My hazy recollection is that on the Saturday of that 1991 tour, after a stand somewhere downtown, the Binghamton Men wanted to run through Lichfield Vandals — I think they were going to dance it at the next stand but wanted to give it a dry run first. Some of the team had gone off somewhere, though. Probably a pub. So I got drafted to fill a space in the set… despite not knowing any Lichfield. I think maybe Tom Keays was pulled in too. Anyway, that was the first time I danced with the BMM. Second time was about 11 years later.

And unless I’m very confused, it was the next day of that same weekend that the Pokingbrook men were depleted in numbers, so Bill Newman approached me and asked, “Do you know Ducklington?”

“No,” I told him.

“Okay,” he said, “you can dance third corners.”


A leisurely few days of aaaaaaaaaaaaarrrrrrrrgggggghhaaaaaaeeeiiiiiiieeee

Last summer somehow most of the things I wanted or needed to do didn’t conflict much. This year is being more difficult.

So the SoLID collaboration meeting ended up being Thursday and Friday, not Friday and Saturday, so that was good, but I still had to get back before the rest of the weekend’s activities. That plus cheaper tickets meant flying into and out of Norfolk, VA and driving from there to Newport News — during rush hour, both ways. I lived. I did speak at the meeting, briefly, about my simulation work on the PVDIS baffles.
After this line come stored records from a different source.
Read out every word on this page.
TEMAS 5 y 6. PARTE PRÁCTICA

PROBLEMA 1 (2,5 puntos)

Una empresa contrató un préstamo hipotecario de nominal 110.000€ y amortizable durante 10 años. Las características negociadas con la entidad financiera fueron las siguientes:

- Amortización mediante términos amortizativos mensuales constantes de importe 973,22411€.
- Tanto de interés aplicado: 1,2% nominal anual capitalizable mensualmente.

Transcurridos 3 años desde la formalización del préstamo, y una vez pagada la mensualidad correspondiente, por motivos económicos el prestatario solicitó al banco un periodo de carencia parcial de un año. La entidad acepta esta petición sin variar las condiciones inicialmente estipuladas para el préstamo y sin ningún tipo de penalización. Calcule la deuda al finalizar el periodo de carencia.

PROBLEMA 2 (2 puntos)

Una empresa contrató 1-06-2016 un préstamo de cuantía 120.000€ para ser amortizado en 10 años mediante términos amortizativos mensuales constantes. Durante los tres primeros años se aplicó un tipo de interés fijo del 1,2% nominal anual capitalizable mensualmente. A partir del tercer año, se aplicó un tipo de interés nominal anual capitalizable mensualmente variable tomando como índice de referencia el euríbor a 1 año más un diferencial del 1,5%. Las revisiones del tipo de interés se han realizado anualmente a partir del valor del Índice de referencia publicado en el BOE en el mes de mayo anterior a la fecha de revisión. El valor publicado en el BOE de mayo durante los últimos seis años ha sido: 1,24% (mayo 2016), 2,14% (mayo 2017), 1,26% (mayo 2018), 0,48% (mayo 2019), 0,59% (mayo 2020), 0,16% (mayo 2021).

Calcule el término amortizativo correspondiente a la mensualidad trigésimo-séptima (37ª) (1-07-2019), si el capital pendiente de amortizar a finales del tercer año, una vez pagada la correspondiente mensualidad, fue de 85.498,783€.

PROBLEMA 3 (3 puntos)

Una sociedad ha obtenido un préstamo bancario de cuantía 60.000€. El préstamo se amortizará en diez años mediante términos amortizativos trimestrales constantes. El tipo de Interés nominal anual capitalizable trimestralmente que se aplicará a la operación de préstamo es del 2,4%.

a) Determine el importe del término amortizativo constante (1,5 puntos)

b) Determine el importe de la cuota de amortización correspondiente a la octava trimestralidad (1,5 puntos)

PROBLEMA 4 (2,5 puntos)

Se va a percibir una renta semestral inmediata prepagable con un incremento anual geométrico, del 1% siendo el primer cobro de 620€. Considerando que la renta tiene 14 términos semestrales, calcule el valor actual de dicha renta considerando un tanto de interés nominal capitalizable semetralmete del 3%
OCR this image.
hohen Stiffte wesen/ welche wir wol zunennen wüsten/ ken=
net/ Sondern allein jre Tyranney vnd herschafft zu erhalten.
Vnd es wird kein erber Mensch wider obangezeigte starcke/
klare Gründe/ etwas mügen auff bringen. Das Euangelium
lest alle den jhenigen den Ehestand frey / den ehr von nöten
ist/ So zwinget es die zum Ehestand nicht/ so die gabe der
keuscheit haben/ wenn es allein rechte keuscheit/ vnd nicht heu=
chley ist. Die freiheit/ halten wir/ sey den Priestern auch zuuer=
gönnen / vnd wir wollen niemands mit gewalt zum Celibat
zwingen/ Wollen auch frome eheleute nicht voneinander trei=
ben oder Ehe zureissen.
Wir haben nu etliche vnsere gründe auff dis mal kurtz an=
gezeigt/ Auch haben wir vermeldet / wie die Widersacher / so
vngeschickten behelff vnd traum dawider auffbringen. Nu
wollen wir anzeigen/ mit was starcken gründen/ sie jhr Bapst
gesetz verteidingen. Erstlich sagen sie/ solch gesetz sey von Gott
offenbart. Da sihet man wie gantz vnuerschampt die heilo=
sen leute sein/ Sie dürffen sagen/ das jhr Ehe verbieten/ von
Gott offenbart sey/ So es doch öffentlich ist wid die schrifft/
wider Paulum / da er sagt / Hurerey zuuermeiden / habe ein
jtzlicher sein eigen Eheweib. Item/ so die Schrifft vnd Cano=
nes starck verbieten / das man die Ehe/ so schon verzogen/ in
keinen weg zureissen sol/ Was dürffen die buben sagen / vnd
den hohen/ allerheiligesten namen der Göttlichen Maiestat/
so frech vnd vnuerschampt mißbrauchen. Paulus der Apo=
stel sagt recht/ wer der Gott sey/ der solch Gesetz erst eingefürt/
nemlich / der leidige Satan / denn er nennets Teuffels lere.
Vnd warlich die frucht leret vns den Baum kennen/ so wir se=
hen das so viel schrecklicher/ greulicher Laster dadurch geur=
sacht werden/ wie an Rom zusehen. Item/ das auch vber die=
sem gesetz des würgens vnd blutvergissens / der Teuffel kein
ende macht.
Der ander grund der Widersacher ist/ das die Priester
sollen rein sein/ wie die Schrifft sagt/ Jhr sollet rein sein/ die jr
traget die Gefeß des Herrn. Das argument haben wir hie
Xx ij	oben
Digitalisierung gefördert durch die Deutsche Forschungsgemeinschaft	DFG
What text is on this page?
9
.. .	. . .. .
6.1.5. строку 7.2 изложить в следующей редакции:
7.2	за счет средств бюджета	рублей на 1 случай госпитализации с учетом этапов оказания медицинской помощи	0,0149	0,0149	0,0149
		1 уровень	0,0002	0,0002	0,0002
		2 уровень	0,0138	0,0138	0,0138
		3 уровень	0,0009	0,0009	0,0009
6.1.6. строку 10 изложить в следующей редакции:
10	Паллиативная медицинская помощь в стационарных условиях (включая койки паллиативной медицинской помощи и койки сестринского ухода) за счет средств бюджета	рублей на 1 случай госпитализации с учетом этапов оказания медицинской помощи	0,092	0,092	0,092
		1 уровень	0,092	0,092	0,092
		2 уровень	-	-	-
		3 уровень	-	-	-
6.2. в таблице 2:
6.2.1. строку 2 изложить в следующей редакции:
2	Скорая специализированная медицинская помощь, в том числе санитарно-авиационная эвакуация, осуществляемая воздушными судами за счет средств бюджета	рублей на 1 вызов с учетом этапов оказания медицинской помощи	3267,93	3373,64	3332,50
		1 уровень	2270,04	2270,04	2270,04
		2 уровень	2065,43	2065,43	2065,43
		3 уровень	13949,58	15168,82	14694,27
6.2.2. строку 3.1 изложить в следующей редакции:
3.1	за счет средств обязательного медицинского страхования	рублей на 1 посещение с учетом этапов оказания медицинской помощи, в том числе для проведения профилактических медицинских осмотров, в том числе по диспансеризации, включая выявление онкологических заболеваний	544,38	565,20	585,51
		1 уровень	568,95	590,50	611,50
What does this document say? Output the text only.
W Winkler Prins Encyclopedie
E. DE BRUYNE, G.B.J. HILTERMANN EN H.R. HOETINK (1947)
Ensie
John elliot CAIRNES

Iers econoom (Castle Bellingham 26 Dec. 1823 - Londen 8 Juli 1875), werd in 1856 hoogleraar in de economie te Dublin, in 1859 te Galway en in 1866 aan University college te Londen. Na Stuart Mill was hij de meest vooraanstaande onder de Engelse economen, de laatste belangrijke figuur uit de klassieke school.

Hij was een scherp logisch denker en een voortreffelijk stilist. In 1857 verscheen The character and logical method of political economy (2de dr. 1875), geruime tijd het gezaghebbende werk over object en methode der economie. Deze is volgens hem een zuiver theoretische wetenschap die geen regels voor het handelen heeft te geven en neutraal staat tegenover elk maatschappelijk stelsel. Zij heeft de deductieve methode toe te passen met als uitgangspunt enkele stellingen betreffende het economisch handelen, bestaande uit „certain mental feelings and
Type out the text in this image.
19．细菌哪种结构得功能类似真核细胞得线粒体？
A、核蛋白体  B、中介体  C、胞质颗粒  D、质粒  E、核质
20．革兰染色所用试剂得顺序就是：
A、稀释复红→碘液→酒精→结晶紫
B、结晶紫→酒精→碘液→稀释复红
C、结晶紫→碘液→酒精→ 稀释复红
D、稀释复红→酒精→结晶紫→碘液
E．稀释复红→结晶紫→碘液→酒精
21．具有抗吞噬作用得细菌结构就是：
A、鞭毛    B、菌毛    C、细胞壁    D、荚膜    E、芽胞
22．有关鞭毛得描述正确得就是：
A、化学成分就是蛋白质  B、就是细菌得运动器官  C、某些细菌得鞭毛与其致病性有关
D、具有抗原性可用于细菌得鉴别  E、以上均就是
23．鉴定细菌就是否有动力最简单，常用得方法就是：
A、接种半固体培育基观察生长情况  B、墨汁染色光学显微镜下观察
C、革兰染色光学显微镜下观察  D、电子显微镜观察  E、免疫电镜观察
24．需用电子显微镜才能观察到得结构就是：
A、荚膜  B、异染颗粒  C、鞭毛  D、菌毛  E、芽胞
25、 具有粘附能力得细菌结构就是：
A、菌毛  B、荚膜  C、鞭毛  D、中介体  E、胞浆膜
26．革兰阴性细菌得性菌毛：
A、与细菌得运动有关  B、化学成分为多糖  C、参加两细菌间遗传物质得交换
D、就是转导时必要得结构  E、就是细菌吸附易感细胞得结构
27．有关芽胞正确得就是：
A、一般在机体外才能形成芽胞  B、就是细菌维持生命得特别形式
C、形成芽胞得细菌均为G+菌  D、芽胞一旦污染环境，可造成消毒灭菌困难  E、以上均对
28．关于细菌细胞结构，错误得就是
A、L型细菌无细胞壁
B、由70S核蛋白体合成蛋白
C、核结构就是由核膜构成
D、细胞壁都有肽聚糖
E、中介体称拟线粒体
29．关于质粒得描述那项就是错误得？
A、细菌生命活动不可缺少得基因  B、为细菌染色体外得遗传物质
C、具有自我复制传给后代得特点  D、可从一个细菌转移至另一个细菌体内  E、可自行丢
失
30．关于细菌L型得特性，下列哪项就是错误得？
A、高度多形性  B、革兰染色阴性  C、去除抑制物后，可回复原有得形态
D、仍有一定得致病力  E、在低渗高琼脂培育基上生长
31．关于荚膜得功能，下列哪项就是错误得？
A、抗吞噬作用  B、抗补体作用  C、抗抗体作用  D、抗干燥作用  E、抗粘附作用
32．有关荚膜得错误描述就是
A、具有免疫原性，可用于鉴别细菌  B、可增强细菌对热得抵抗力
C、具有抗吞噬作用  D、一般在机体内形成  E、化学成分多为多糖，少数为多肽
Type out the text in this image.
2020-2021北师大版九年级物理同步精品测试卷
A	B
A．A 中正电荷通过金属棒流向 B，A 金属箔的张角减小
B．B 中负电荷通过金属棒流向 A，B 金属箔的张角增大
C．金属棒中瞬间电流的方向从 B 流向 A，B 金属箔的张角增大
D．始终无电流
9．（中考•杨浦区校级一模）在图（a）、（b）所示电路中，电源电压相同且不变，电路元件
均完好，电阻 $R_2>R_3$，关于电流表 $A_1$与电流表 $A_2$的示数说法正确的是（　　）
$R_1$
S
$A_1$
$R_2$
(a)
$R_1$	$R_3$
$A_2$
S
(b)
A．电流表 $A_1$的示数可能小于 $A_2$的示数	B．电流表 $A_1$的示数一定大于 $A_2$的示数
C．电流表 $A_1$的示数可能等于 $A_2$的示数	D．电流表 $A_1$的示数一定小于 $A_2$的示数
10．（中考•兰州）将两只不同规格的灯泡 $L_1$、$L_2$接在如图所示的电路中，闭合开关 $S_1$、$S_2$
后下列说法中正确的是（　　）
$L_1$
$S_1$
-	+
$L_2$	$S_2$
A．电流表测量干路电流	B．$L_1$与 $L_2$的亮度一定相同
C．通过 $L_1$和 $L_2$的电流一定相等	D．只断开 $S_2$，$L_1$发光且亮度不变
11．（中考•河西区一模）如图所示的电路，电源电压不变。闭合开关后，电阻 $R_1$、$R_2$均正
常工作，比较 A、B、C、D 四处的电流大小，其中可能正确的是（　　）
Making my flight back required me to leave Jefferson Lab before things wrapped up Friday, but I didn’t miss much of significance to me. Waze told me to get off I-64 for several miles and back on just before the Hampton Roads Bridge Tunnel, which kept me out of the worst of the Interstate parking lot. The flights home, like those to Virginia, were amazingly non horrible and I got back around midnight.

The plan from there was: First Syracuse Rocket Club launch of 2015 Saturday morning, morris tour Saturday afternoon, 20 mile bike ride Sunday morning, and Heather’s commencement ceremony Sunday afternoon.

The forecast for Saturday didn’t look too great, too much mention of rain, but in fact, at least where I was, we got no more than a light five minute shower in the early afternoon. I got to the field around 9:00, helped set up, and got two, count ’em, two rockets in the air before it was time to boogie on out and head for downtown. At that I missed the first dance stand, but I met up with the Binghamton Men, Thornden, and the B. F. Harridans for beer and lunch at J. Ryan’s, followed by dancing at Hanover Square, beer and dancing at Mully’s, dancing at the Dinosaur Bar-B-Que, dancing at Perserverence Square, beer and dinner at Clark’s Ale House, and dessert at the Hosmers’ house.

It was pretty great.

Excellent weather today, and I went off to the first Cycle in the City bike ride of 2015. North to Onondaga Lake, south to Webster’s Pond, and east and west in between to various other bodies of water. 20 miles total. Then home, change, lunch, and off to the Civic Center for SUNY Upstate Medical University’s commencement exercises where Heather got her hood denoting an MPH degree. Kenny and I had dinner at Panda West before heading home.